Mon angle : Pourquoi viser trop grand est une erreur de débutant

On nous serine qu'il faut le diplôme le plus long, le plus complet, le plus reconnu pour réussir. Mais voilà ma vérité de terrain : quand on s'installe à son compte, le plus gros risque n'est pas de manquer de technique, c'est de manquer de clients. J'ai vu un programme qui me faisait de l'œil, ultra complet, sur deux ans, coûtant le prix d'une petite voiture d'occasion. J'ai failli craquer.

Et puis, j'ai réfléchi. Est-ce qu'il ne vaut pas mieux faire une formation courte, solide techniquement mais centrée sur la pratique immédiate, pour tester mon offre ? Plutôt que d'investir des milliers d'euros et deux ans de ma vie dans un titre ronflant, j'ai préféré chercher un module qui me permettait de pratiquer vite sous supervision. C'est un peu le même dilemme que j'ai eu quand j'ai hésité à comment choisir une formation de coaching après un burn-out professionnel : l'important, c'est le terrain, pas le cadre au mur.

Écran d'ordinateur comparant les prix et les heures de différentes formations

Le module manquant : l'installation et le marketing éthique

Pendant les vacances de Pâques, j'ai eu un déclic en discutant avec une amie qui s'est lancée l'an dernier. Elle est excellente en relaxation, mais elle ne sait pas comment remplir son cabinet.
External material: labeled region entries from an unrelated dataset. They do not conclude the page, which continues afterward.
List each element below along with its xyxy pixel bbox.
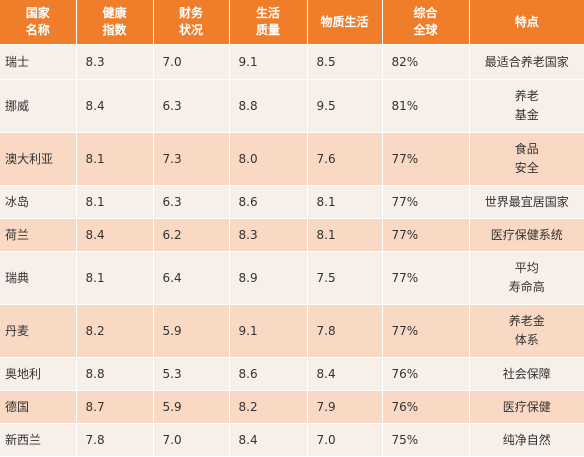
financial-status-cell: 6.3 xyxy=(153,185,230,219)
quality-of-life-cell: 8.0 xyxy=(229,132,308,186)
quality-of-life-cell: 8.3 xyxy=(229,218,308,252)
material-life-cell: 7.5 xyxy=(307,251,383,305)
health-index-cell: 8.1 xyxy=(76,132,154,186)
header-features: 特点 xyxy=(469,0,584,45)
header-overall-global: 综合 全球 xyxy=(382,0,470,45)
table-row: 挪威 8.4 6.3 8.8 9.5 81% 养老 基金 xyxy=(0,79,584,133)
overall-global-cell: 77% xyxy=(382,185,470,219)
material-life-cell: 8.1 xyxy=(307,185,383,219)
financial-status-cell: 5.9 xyxy=(153,304,230,358)
material-life-cell: 7.9 xyxy=(307,390,383,424)
overall-global-cell: 76% xyxy=(382,357,470,391)
material-life-cell: 7.6 xyxy=(307,132,383,186)
header-row: 国家 名称 健康 指数 财务 状况 生活 质量 物质生活 综合 全球 特点 xyxy=(0,0,584,45)
table-row: 瑞士 8.3 7.0 9.1 8.5 82% 最适合养老国家 xyxy=(0,44,584,80)
country-name-cell: 丹麦 xyxy=(0,304,77,358)
country-name-cell: 奥地利 xyxy=(0,357,77,391)
overall-global-cell: 77% xyxy=(382,218,470,252)
health-index-cell: 8.7 xyxy=(76,390,154,424)
country-name-cell: 冰岛 xyxy=(0,185,77,219)
overall-global-cell: 75% xyxy=(382,423,470,457)
health-index-cell: 8.3 xyxy=(76,44,154,80)
quality-of-life-cell: 8.2 xyxy=(229,390,308,424)
financial-status-cell: 5.3 xyxy=(153,357,230,391)
feature-cell: 最适合养老国家 xyxy=(469,44,584,80)
feature-cell: 纯净自然 xyxy=(469,423,584,457)
health-index-cell: 8.1 xyxy=(76,251,154,305)
health-index-cell: 8.1 xyxy=(76,185,154,219)
feature-cell: 医疗保健系统 xyxy=(469,218,584,252)
financial-status-cell: 6.2 xyxy=(153,218,230,252)
health-index-cell: 8.2 xyxy=(76,304,154,358)
material-life-cell: 8.1 xyxy=(307,218,383,252)
header-country-name: 国家 名称 xyxy=(0,0,77,45)
overall-global-cell: 77% xyxy=(382,251,470,305)
financial-status-cell: 6.3 xyxy=(153,79,230,133)
feature-cell: 社会保障 xyxy=(469,357,584,391)
country-name-cell: 瑞士 xyxy=(0,44,77,80)
header-health-index: 健康 指数 xyxy=(76,0,154,45)
quality-of-life-cell: 8.6 xyxy=(229,185,308,219)
health-index-cell: 8.4 xyxy=(76,79,154,133)
quality-of-life-cell: 8.8 xyxy=(229,79,308,133)
country-name-cell: 瑞典 xyxy=(0,251,77,305)
feature-cell: 养老金 体系 xyxy=(469,304,584,358)
table-row: 德国 8.7 5.9 8.2 7.9 76% 医疗保健 xyxy=(0,390,584,424)
health-index-cell: 8.8 xyxy=(76,357,154,391)
country-name-cell: 挪威 xyxy=(0,79,77,133)
table-row: 荷兰 8.4 6.2 8.3 8.1 77% 医疗保健系统 xyxy=(0,218,584,252)
feature-cell: 食品 安全 xyxy=(469,132,584,186)
country-name-cell: 荷兰 xyxy=(0,218,77,252)
feature-cell: 养老 基金 xyxy=(469,79,584,133)
header-quality-of-life: 生活 质量 xyxy=(229,0,308,45)
table-row: 瑞典 8.1 6.4 8.9 7.5 77% 平均 寿命高 xyxy=(0,251,584,305)
health-index-cell: 8.4 xyxy=(76,218,154,252)
quality-of-life-cell: 8.6 xyxy=(229,357,308,391)
table-row: 冰岛 8.1 6.3 8.6 8.1 77% 世界最宜居国家 xyxy=(0,185,584,219)
health-index-cell: 7.8 xyxy=(76,423,154,457)
financial-status-cell: 7.0 xyxy=(153,423,230,457)
material-life-cell: 7.0 xyxy=(307,423,383,457)
country-name-cell: 德国 xyxy=(0,390,77,424)
header-financial-status: 财务 状况 xyxy=(153,0,230,45)
material-life-cell: 8.4 xyxy=(307,357,383,391)
financial-status-cell: 7.0 xyxy=(153,44,230,80)
quality-of-life-cell: 9.1 xyxy=(229,304,308,358)
header-material-life: 物质生活 xyxy=(307,0,383,45)
feature-cell: 医疗保健 xyxy=(469,390,584,424)
overall-global-cell: 81% xyxy=(382,79,470,133)
quality-of-life-cell: 8.9 xyxy=(229,251,308,305)
country-name-cell: 澳大利亚 xyxy=(0,132,77,186)
feature-cell: 平均 寿命高 xyxy=(469,251,584,305)
quality-of-life-cell: 8.4 xyxy=(229,423,308,457)
table-row: 澳大利亚 8.1 7.3 8.0 7.6 77% 食品 安全 xyxy=(0,132,584,186)
country-name-cell: 新西兰 xyxy=(0,423,77,457)
financial-status-cell: 7.3 xyxy=(153,132,230,186)
financial-status-cell: 6.4 xyxy=(153,251,230,305)
overall-global-cell: 76% xyxy=(382,390,470,424)
overall-global-cell: 77% xyxy=(382,304,470,358)
overall-global-cell: 82% xyxy=(382,44,470,80)
table-row: 奥地利 8.8 5.3 8.6 8.4 76% 社会保障 xyxy=(0,357,584,391)
quality-of-life-cell: 9.1 xyxy=(229,44,308,80)
overall-global-cell: 77% xyxy=(382,132,470,186)
material-life-cell: 8.5 xyxy=(307,44,383,80)
feature-cell: 世界最宜居国家 xyxy=(469,185,584,219)
material-life-cell: 7.8 xyxy=(307,304,383,358)
table-row: 丹麦 8.2 5.9 9.1 7.8 77% 养老金 体系 xyxy=(0,304,584,358)
table-row: 新西兰 7.8 7.0 8.4 7.0 75% 纯净自然 xyxy=(0,423,584,457)
financial-status-cell: 5.9 xyxy=(153,390,230,424)
material-life-cell: 9.5 xyxy=(307,79,383,133)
Pourquoi ? Parce que sa formation de 400 heures n'avait pas une seule heure consacrée à la création d'entreprise ou au marketing.

Pour une future indépendante, une formation technique sans volet « installation » est une impasse. J'ai écarté une école pourtant réputée à Paris parce que leur réponse à ma question sur l'aide à l'installation était : « Le talent fait le reste ». Quelle blague. On ne vit pas de son talent, on vit de sa capacité à expliquer ce qu'on apporte aux gens. J'ai finalement privilégié des cursus qui intégraient des modules sur le choix du statut juridique (micro-entreprise ou SASU), la gestion du stress de l'entrepreneur et la communication éthique.

C'est d'ailleurs ce qui m'avait plu quand j'avais regardé pour suivre une formation technicien PNL pour réussir sa transition de carrière : cette dimension pragmatique de l'outil mis au service d'un projet de vie concret. L'hypno-relaxologie doit être un outil, pas une fin en soi.

La réalité de la pratique supervisée

Un jeudi après-midi pluvieux, j'ai assisté à un webinaire de présentation d'une école. Le formateur parlait de « protocoles miracles ». Mon alarme interne s'est déclenchée. Dans mon ancien job, quand un consultant me vendait une solution miracle, c'était le signe qu'il n'avait jamais mis les pieds à l'usine. En hypno-relaxologie, c'est pareil. La théorie, c'est 20% du job. Les 80% restants, c'est votre capacité à vous adapter à la personne en face de vous, celle qui n'arrive pas à fermer les yeux ou celle qui s'endort au bout de deux minutes.

Ce que j'ai cherché (et trouvé), c'est une formation qui impose des heures de pratique supervisée. Pas juste des jeux de rôle entre stagiaires où tout le monde est gentil, mais des vraies séances avec des cobayes extérieurs, débriefées par un pro qui ne vous loupe pas sur vos tics de langage ou votre posture. C'est ça qui donne la confiance nécessaire pour s'installer à son compte.

Session de pratique supervisée en hypno-relaxologie avec prise de notes

Bilan : choisir avec sa tête et son portefeuille

Si vous êtes dans ma situation, à l'aube d'un changement de vie radical, ne vous laissez pas aveugler par les dorures des certifications « internationales ». Posez-vous trois questions simples :

Mon choix s'est finalement arrêté sur un cursus plus court que ce que j'imaginais au départ, mais beaucoup plus intense sur la mise en situation. C'est un retour à la réalité nécessaire. S'installer à son compte, c'est accepter que la formation ne s'arrête jamais. Mais pour commencer, mieux vaut un bon petit moteur fiable qu'une carrosserie de luxe sans essence à l'intérieur. C'est aussi ce que j'ai appris en faisant un comparatif entre formation PNL et psychologie positive pour sa reconversion : la meilleure formation est celle qui vous met en mouvement, pas celle qui vous sature de théorie.

Aujourd'hui, alors que le printemps s'installe sur les hauteurs de Lyon, je me sens enfin prêt. Pas parce que j'ai le plus gros diplôme du marché, mais parce que j'ai choisi un parcours qui respecte ma réalité de futur entrepreneur : pragmatique, éthique et surtout, à taille humaine.